Комсомольцы готовили антирелигиозную пасху. Из губкома комсомола прислали пьесу. В препроводительной указывалось: «Поставить своими комсомольскими силами накануне пасхи». Пьесу обсуждали в читальне. За режиссёра согласился быть учитель Иван Алексеевич. Главным недостатком пьесы единогласно признали то, что мало было действующих лиц; на многих желавших участвовать в спектакле нехватало ролей. Решено было поручить избачу Чеботарёву удлинить пьесу на два действия и прибавить двенадцать действующих лиц. Времени для этого оставалось ещё дней десять. Терентий вдохновенно принялся выполнять решение комсомольского собрания. Специально для себя он ввёл в пьесу роль… Иисуса Христа. И опять, как часто с ним случалось, не спал всю ночь, придумывая целые монологи, не предусмотренные автором пьесы.
За неделю до постановки уже расклеены были по селу афиши, приглашающие всех верующих и неверующих посетить комсомольский пасхальный спектакль…
Разговоров было много. На комсомольскую пасху ожидалось не мало зрителей. К удивлению Терентия, даже сам регент церковного хора Ростиславин, — он же капельмейстер духовного, оркестра, пришёл к Пилатову и предложил игру оркестра в антрактах спектакля в пасхальную ночь. Пилатов очень одобрил, поблагодарил его и направил в читальню.
— Идите к Чеботарёву, включитесь в программу.
— А у меня с ним как-то был нехороший разговор.
— Ничего, помиритесь…
— Пожалуйста, очень даже рады, — приветливо встретил Ростиславина Чеботарёв. — Да кстати не поможете ли нам достать к спектаклю парочку подрясников, одну ризу — фелонь, две камилавки и какое-нибудь старенькое, но настоящее кадильце.
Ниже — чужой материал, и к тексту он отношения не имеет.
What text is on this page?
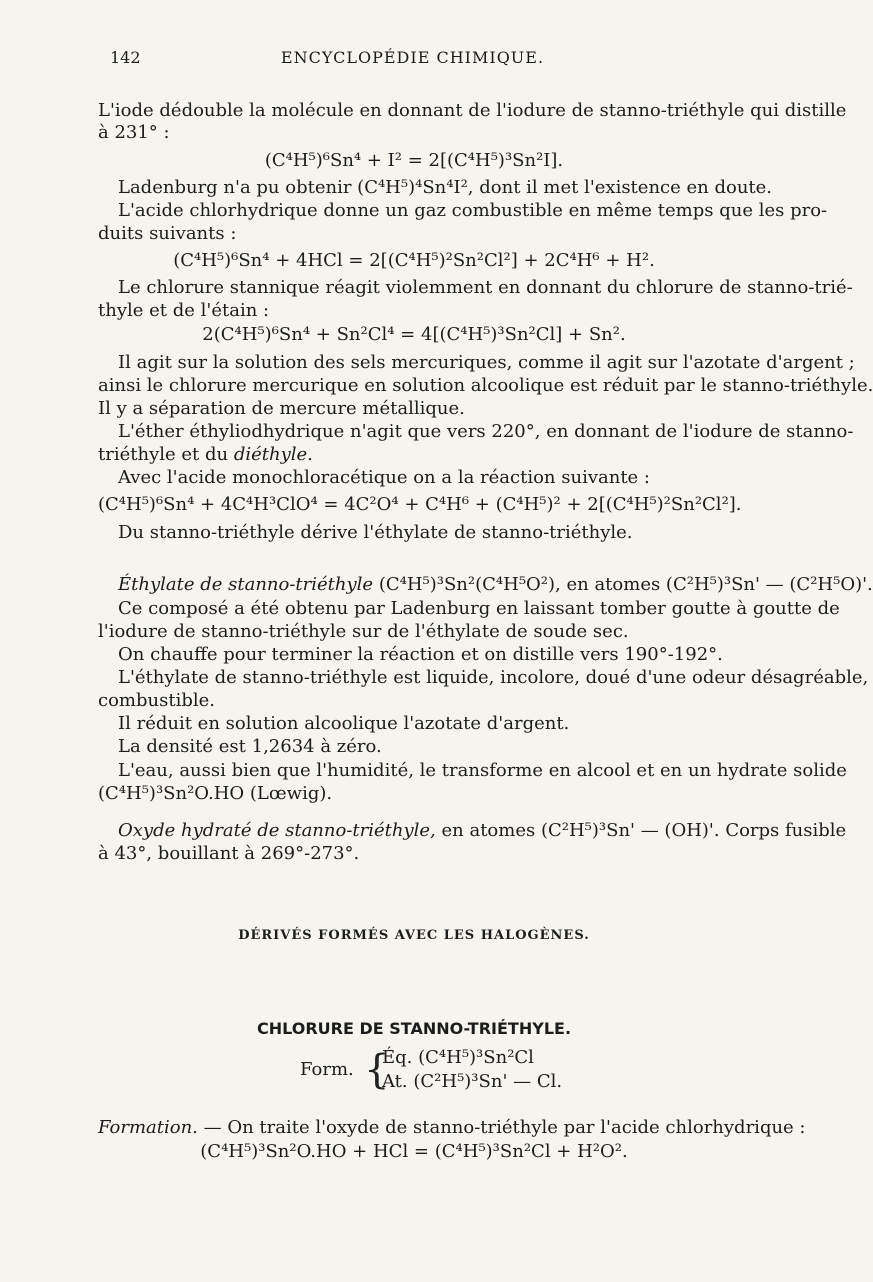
142	ENCYCLOPÉDIE CHIMIQUE.
L'iode dédouble la molécule en donnant de l'iodure de stanno-triéthyle qui distille
à 231° :
(C⁴H⁵)⁶Sn⁴ + I² = 2[(C⁴H⁵)³Sn²I].
Ladenburg n'a pu obtenir (C⁴H⁵)⁴Sn⁴I², dont il met l'existence en doute.
L'acide chlorhydrique donne un gaz combustible en même temps que les pro-
duits suivants :
(C⁴H⁵)⁶Sn⁴ + 4HCl = 2[(C⁴H⁵)²Sn²Cl²] + 2C⁴H⁶ + H².
Le chlorure stannique réagit violemment en donnant du chlorure de stanno-trié-
thyle et de l'étain :
2(C⁴H⁵)⁶Sn⁴ + Sn²Cl⁴ = 4[(C⁴H⁵)³Sn²Cl] + Sn².
Il agit sur la solution des sels mercuriques, comme il agit sur l'azotate d'argent ;
ainsi le chlorure mercurique en solution alcoolique est réduit par le stanno-triéthyle.
Il y a séparation de mercure métallique.
L'éther éthyliodhydrique n'agit que vers 220°, en donnant de l'iodure de stanno-
triéthyle et du diéthyle.
Avec l'acide monochloracétique on a la réaction suivante :
(C⁴H⁵)⁶Sn⁴ + 4C⁴H³ClO⁴ = 4C²O⁴ + C⁴H⁶ + (C⁴H⁵)² + 2[(C⁴H⁵)²Sn²Cl²].
Du stanno-triéthyle dérive l'éthylate de stanno-triéthyle.
Éthylate de stanno-triéthyle (C⁴H⁵)³Sn²(C⁴H⁵O²), en atomes (C²H⁵)³Sn' — (C²H⁵O)'.
Ce composé a été obtenu par Ladenburg en laissant tomber goutte à goutte de
l'iodure de stanno-triéthyle sur de l'éthylate de soude sec.
On chauffe pour terminer la réaction et on distille vers 190°-192°.
L'éthylate de stanno-triéthyle est liquide, incolore, doué d'une odeur désagréable,
combustible.
Il réduit en solution alcoolique l'azotate d'argent.
La densité est 1,2634 à zéro.
L'eau, aussi bien que l'humidité, le transforme en alcool et en un hydrate solide
(C⁴H⁵)³Sn²O.HO (Lœwig).
Oxyde hydraté de stanno-triéthyle, en atomes (C²H⁵)³Sn' — (OH)'. Corps fusible
à 43°, bouillant à 269°-273°.
DÉRIVÉS FORMÉS AVEC LES HALOGÈNES.
CHLORURE DE STANNO-TRIÉTHYLE.
Form. {
Éq. (C⁴H⁵)³Sn²Cl
At. (C²H⁵)³Sn' — Cl.
Formation. — On traite l'oxyde de stanno-triéthyle par l'acide chlorhydrique :
(C⁴H⁵)³Sn²O.HO + HCl = (C⁴H⁵)³Sn²Cl + H²O².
Всё это по ходу пьесы предусмотрено.
Ростиславин обещал и в тот же день принёс от попа всю эту бутафорию с записочкой: — «Избачу Чеботарёву. Можете навсегда пользоваться этим добром, лишь бы православные не знали, что это я вам дал. Иерей Николай Потёмкин».
— Соблюдём тайну, — сказал Терентий Ростиславину, — при случае поблагодарите батьку… за косвенное участие в нашем спектакле.
…На страстной неделе в читальню явился Копытин и не один, а вместе с Дарьей. Копытин уговорил Дарью взять заочный развод с Васей Росохой и сойтись с ним, Николаем Копытиным.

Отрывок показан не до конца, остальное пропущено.